About mpiQulacs

mpiQulacs is a quantum simulator based on Qulacs that enables parallel processing on multi-processes and multi-nodes, enabling high-speed execution of large-scale quantum circuits.

mpiQulacs is based on Qulacs.

mpiQulacs

Underlying Qulacs

~v1.2.2

v0.3.0

v1.3.0~

v0.3.1

Key Differences with Qulacs

Some features specific to mpiQulacs include:.

(See Usage for more information)

You can specify a flag use_multi_cpu when you create a QuantumState instance.
- QuantumState(qubits, use_multi_cpu)
  - “use_multi_cpu = True” indicates that the state vector will be distributed among multiple compute nodes (multiple ranks) as appropriate.
    
    Basically, always specify True.
    
    Note that even if True is specified, the state vector is not distributed if the number of qubits is small ( (N - k) ≦ log₂(S) ).
    
    (S is the number of MPI ranks, N is the number of qubits, and k is the minimum number of qubits per process (constant k = 2))

You can see whether the state vectors are distributed in state.get_device_name() .

Return value of state.get_device_name()

Return Value

Explanation

“cpu”

State vector created in 1 node

“multi-cpu”

State vector distributed across nodes (ranks)

(“gpu”)

Qulacs means that the state vector is placed on the GPU, but mpiQulacs does not support placement on the GPU.
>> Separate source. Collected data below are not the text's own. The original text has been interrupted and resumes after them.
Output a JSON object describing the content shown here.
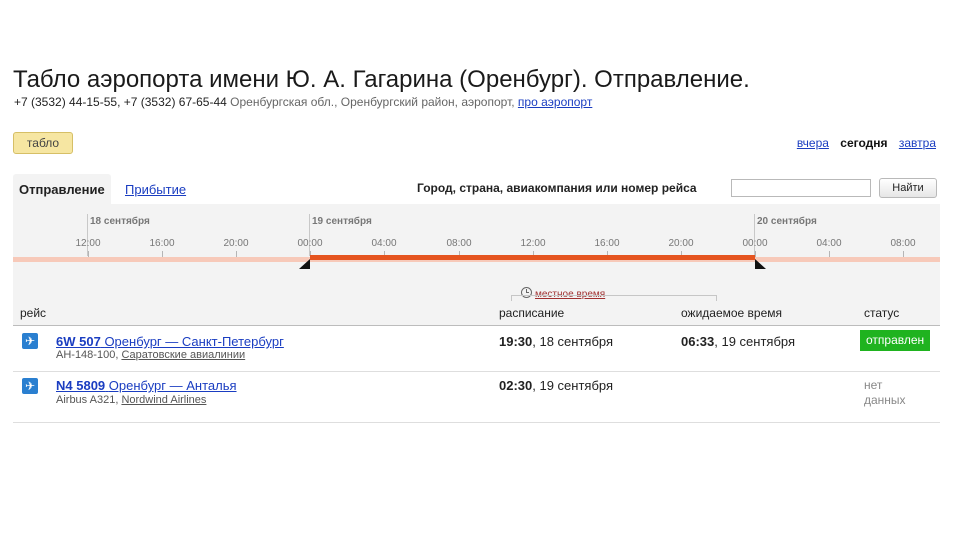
{
  "page_title": "Табло аэропорта имени Ю. А. Гагарина (Оренбург). Отправление.",
  "contacts": {
    "phones": "+7 (3532) 44-15-55, +7 (3532) 67-65-44",
    "address": "Оренбургская обл., Оренбургский район, аэропорт,",
    "about_link": "про аэропорт"
  },
  "tablo_button": "табло",
  "day_switch": {
    "yesterday": "вчера",
    "today": "сегодня",
    "tomorrow": "завтра"
  },
  "tabs": {
    "departure": "Отправление",
    "arrival": "Прибытие"
  },
  "search": {
    "label": "Город, страна, авиакомпания или номер рейса",
    "value": "",
    "button": "Найти"
  },
  "timeline": {
    "dates": [
      "18 сентября",
      "19 сентября",
      "20 сентября"
    ],
    "ticks": [
      "12:00",
      "16:00",
      "20:00",
      "00:00",
      "04:00",
      "08:00",
      "12:00",
      "16:00",
      "20:00",
      "00:00",
      "04:00",
      "08:00"
    ],
    "selected_range": [
      "00:00",
      "00:00"
    ]
  },
  "table": {
    "col_flight": "рейс",
    "local_time": "местное время",
    "col_schedule": "расписание",
    "col_expected": "ожидаемое время",
    "col_status": "статус",
    "rows": [
      {
        "flight_no": "6W 507",
        "route": "Оренбург — Санкт-Петербург",
        "aircraft": "АН-148-100,",
        "airline": "Саратовские авиалинии",
        "sched_time": "19:30",
        "sched_date": ", 18 сентября",
        "exp_time": "06:33",
        "exp_date": ", 19 сентября",
        "status": "отправлен"
      },
      {
        "flight_no": "N4 5809",
        "route": "Оренбург — Анталья",
        "aircraft": "Airbus A321,",
        "airline": "Nordwind Airlines",
        "sched_time": "02:30",
        "sched_date": ", 19 сентября",
        "exp_time": "",
        "exp_date": "",
        "status_line1": "нет",
        "status_line2": "данных"
      }
    ]
  },
  "colors": {
    "accent": "#e5541f",
    "link": "#1a3dc1",
    "status_ok": "#1fb31f"
  }
}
Special behavior when state vectors are distributed
- The following methods display only the state vector information (part of the whole state vector) that each node has.
  - state.get_vector()
  - state.to_string()
- The method state.set_Haar_random_state(seed) generates different state vectors if the number of state vector divisions is different, even if seed is specified.
Random seed can now be specified in update_quantum_state().
- Added API
  - QuantumGateBase::update_quantum_state(state, seed)
  - QuantumCircuit::update_quantum_state(state, seed)
New adding of FusedSWAP gate
- The higher the qubits, the more the upper qubits are distributed across the ranks.
  
  Qubits placed across ranks are called global qubits, and qubits completed within the same rank are called local qubits.
  
  Quantum gate operations on global qubits are slower than operations on local qubits because they involve communication between compute nodes.
  
  By using a FusedSWAP gate, the global and local qubits can be repositioned to reduce the amount of communication during gate operation.
Optimization using FusedSWAP gate is added to QuantumCircuitOptimizer
It is optimized for 512 bit-SVE instructions on the A64FX.